"Turangawaewae" - Standing Place

Subtitled:

Where I Began to Consider My Ukrainian Ancestry in New Ways

photo credits for Turangawaewae pictures: unknown, believed to be Yvonne Portra.

"Baba Babee Skazala" may have had its genesis when I was born (more on that in a later blog post), but I think it was really birthed as I came of age. Two and a half years ago, at the University of California, Berkeley, I auditioned for and enrolled in Berkeley Dance Project 2014. I could only dance in one piece because of my skating schedule - the piece was "Turangawaewae," choreographed by Jack Gray. This was perhaps providential.

I cannot improve upon the class description for this piece, nor the process that led to it, so I will provide that description here, with attribution: 

"Turangawaewae is the Maori word for Standing Place. It is a cultural concept of belonging and power. It means literally that your genealogy affiliates somewhere that connects you to the land where your ancestors lived, breathed, fought, loved, ate, hunted, dreamt and placed their stories of triumph and failure into the mountains, rivers and ocean. Even though we now find ourselves in the new generations of mixed descent, being raised away from where our blood and DNA comes from – the concept of Standing Place is important. It means that regardless of these things you have a right. The human right to belong to land. Not the land that you have bought from the Bank. But the Mother. The Earth. The country and nation that keeps your secrets and lineage close to her heart. Through blood and tears, oceans and desert, mountains to plains. The beauty of our earth is that we see the rise and lowering of the sun every day. The enlightenment of the moon and the passage way of the stars and galaxies that helped our ancestors navigate their futures across continents.

In 2014 we will dance this dance for us. The sacred ceremony of our peoples upon a land so distressed by the forgotten memory of the ancestors who once took care of it. We met each other, face to face, breath to breath and shared our stories. Shared the few words we knew of our languages, now decimated by English. We learnt to move our expression and we learnt to be together. Sharing times of intimacy. What lifts us, what lifts each other – we will discover and we will put our hearts and minds towards. The changing times and dimensions are here and we acknowledge this all through the honesty and truth of our REAL selves and our DANCE.
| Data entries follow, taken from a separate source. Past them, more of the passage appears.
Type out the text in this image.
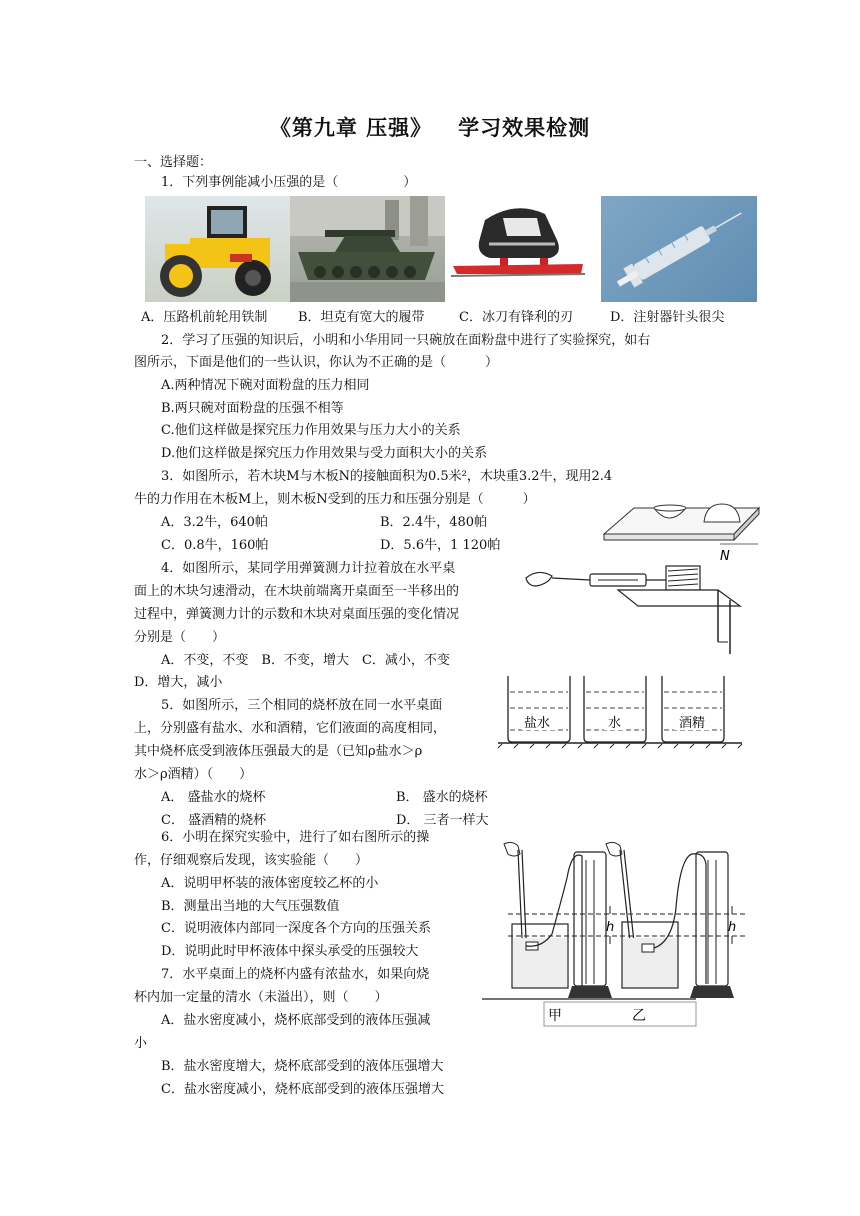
《第九章 压强》 学习效果检测
一、选择题：
1．下列事例能减小压强的是（　　　　　）
A．压路机前轮用铁制 B．坦克有宽大的履带	C．冰刀有锋利的刃	D．注射器针头很尖
2．学习了压强的知识后，小明和小华用同一只碗放在面粉盘中进行了实验探究，如右
图所示，下面是他们的一些认识，你认为不正确的是（　　　）
A.两种情况下碗对面粉盘的压力相同
B.两只碗对面粉盘的压强不相等
C.他们这样做是探究压力作用效果与压力大小的关系
D.他们这样做是探究压力作用效果与受力面积大小的关系
3．如图所示，若木块M与木板N的接触面积为0.5米²，木块重3.2牛，现用2.4
牛的力作用在木板M上，则木板N受到的压力和压强分别是（　　　）
A．3.2牛，640帕	B．2.4牛，480帕
C．0.8牛，160帕	D．5.6牛，1 120帕
N
4．如图所示，某同学用弹簧测力计拉着放在水平桌
面上的木块匀速滑动，在木块前端离开桌面至一半移出的
过程中，弹簧测力计的示数和木块对桌面压强的变化情况
分别是（　　）
A．不变，不变　B．不变，增大　C．减小，不变
D．增大，减小
5．如图所示，三个相同的烧杯放在同一水平桌面
上，分别盛有盐水、水和酒精，它们液面的高度相同，
其中烧杯底受到液体压强最大的是（已知ρ盐水＞ρ
水＞ρ酒精）（　　）
A． 盛盐水的烧杯	B． 盛水的烧杯
C． 盛酒精的烧杯	D． 三者一样大
盐水	水	酒精
6．小明在探究实验中，进行了如右图所示的操
作，仔细观察后发现，该实验能（　　）
A．说明甲杯装的液体密度较乙杯的小
B．测量出当地的大气压强数值
C．说明液体内部同一深度各个方向的压强关系
D．说明此时甲杯液体中探头承受的压强较大
h	h
甲	乙
7．水平桌面上的烧杯内盛有浓盐水，如果向烧
杯内加一定量的清水（未溢出），则（　　）
A．盐水密度减小，烧杯底部受到的液体压强减
小
B．盐水密度增大，烧杯底部受到的液体压强增大
C．盐水密度减小，烧杯底部受到的液体压强增大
Mauriora tatou katoa – Life force to you all."

At first blush, one might wonder what a Maori concept has to do with Ukraine or being Ukrainian, but this description of Turangawaewae will, I think, resonate with many Ukrainians and the diaspora and refugees of many other peoples.

We were asked to contribute to the blog for the course. EuroMaidan was gripping my attention. Russia invaded Crimea. I started thinking. My blog entries are quoted here:

"I started thinking...where is my Standing Place?"

One Thought on "Matej"

I am Ukraine
Berkeley is Russia.
СЛАВА УКРАЇНІ!
ГЕРОЯАМ СЛАВА!

Matej's Spring Break - Welcome Back All  (you will have to visit this link to see me during one of my first trips to Ukraine, about age 3, and dancing at Soyuzivka, about age 7 :) )

"As spring break comes to a close, I wanted to share with everyone how amazing my break was. Unfortunately, I do not have any pictures, but I have my stories. I cannot wait to share these stories with all of you in person soon.

I wanted to share a little more about my family and where we come from – as well as my upbringing as a youngster. My interest in learning more of my family and ancestors has grown substantially with the influence of this dance project and Jack Gray’s insight, but also because of the recent events that have been happening in Ukraine. As some of you know already, I consider myself Ukrainian. My father’s side of the family is the Ukrainian side. His family is part of the diaspora, forced to flee their home during World War 2. The country’s history is one of struggle for national identity, as the name even means “borderlands,” and the land has been fought over for centuries.  Through it all, Ukrainians have maintained a sense of identity that has not been extinguished – even through the “Holodomor,” the forced famine created by Stalin that killed millions of Ukrainians. Today, Ukrainians are again fighting for their country, as seen in the news.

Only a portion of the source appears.